France’s Prime Minister has dismissed right wing calls to build retention centre for radicalized Islamists, an idea that appeared to be backed by some French Muslim leaders.


Rightwing French lawmakers had called for "retention centres" for radical Islamists after the brutal murder of a policeman and his partner at their home on Monday night by French jihadist Larisso Abballa.

Several right wing politicians want to create centres, dubbed “French Guantanamos”, akin to those where individuals with dangerous mental health problems can be detained.

It came after the government came under fire for not having done more to prevent a double murder, even though Abballa was a known jihadist.

Abballa had been under phone surveillance since February, but nothing indicated he was planning the attack.

While some politicians suggested retention centres out of precaution, others like presidential candidate Alain Juppé said radicalised individuals should be consigned to house arrest.

There are estimated to be 10,000 to 11,000 individuals in France with a "Fiche S" of "File S"to their name which means they are considered a threat to security.
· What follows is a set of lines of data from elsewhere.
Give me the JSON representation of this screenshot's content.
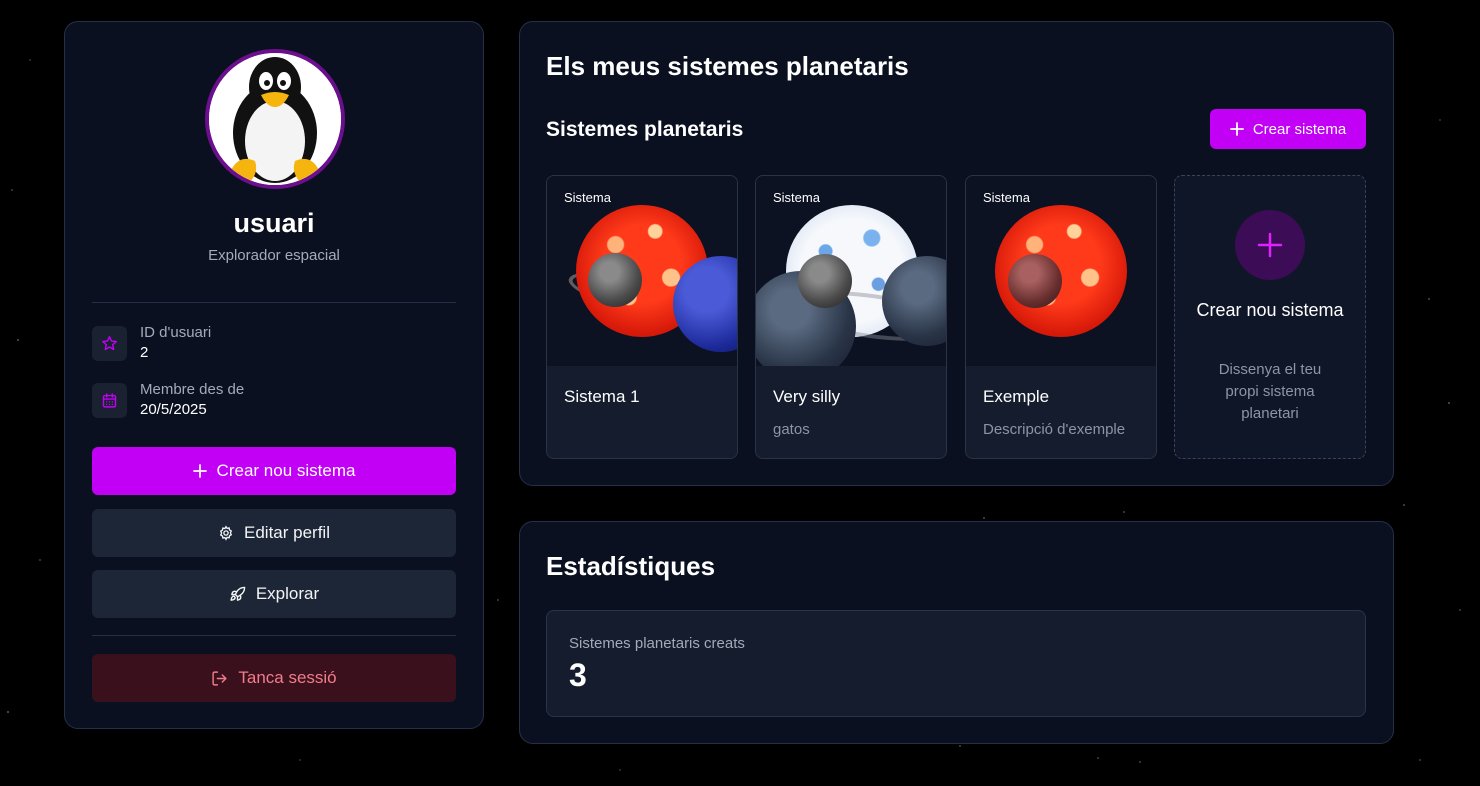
{
  "profile": {
    "username": "usuari",
    "role": "Explorador espacial",
    "avatar_icon": "tux-penguin-avatar",
    "id_label": "ID d'usuari",
    "id_value": "2",
    "member_label": "Membre des de",
    "member_value": "20/5/2025",
    "create_button": "Crear nou sistema",
    "edit_button": "Editar perfil",
    "explore_button": "Explorar",
    "logout_button": "Tanca sessió"
  },
  "systems_panel": {
    "title": "Els meus sistemes planetaris",
    "section_title": "Sistemes planetaris",
    "create_button": "Crear sistema",
    "systems": [
      {
        "tag": "Sistema",
        "name": "Sistema 1",
        "description": ""
      },
      {
        "tag": "Sistema",
        "name": "Very silly",
        "description": "gatos"
      },
      {
        "tag": "Sistema",
        "name": "Exemple",
        "description": "Descripció d'exemple"
      }
    ],
    "create_card": {
      "title": "Crear nou sistema",
      "description": "Dissenya el teu propi sistema planetari"
    }
  },
  "stats_panel": {
    "title": "Estadístiques",
    "created_label": "Sistemes planetaris creats",
    "created_value": "3"
  },
  "colors": {
    "accent": "#c100f5",
    "card_bg": "#0b1020",
    "danger_text": "#f17c8a"
  }
}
But not all because they have jihadist sympathies.

PM Manuel Valls however ruled out the idea of retention centres as "dangerous".

"Our first weapon is criminal law, and it is the legitimacy of the rule of law: to pursue, detain and put out of harm's way all those who engage in these [jihadist] networks"

The PM warned it was “dangerous to confuse measures of surveillance with those of confinement”.

“We can learn the lessons of this terrorist threat but we can’t invent new measures each time,” he added.

But the idea of confining all the individuals in France identified as radicalised and a potential threat appeared to win support from one Muslim leader.

Dalil Boubakeur the rector of the Grand Mosque of Paris said on Wednesday that jihadists like Abballa should not be allowed to move around "freely".

"Individuals like this are moving around freely in France. This should not last," said.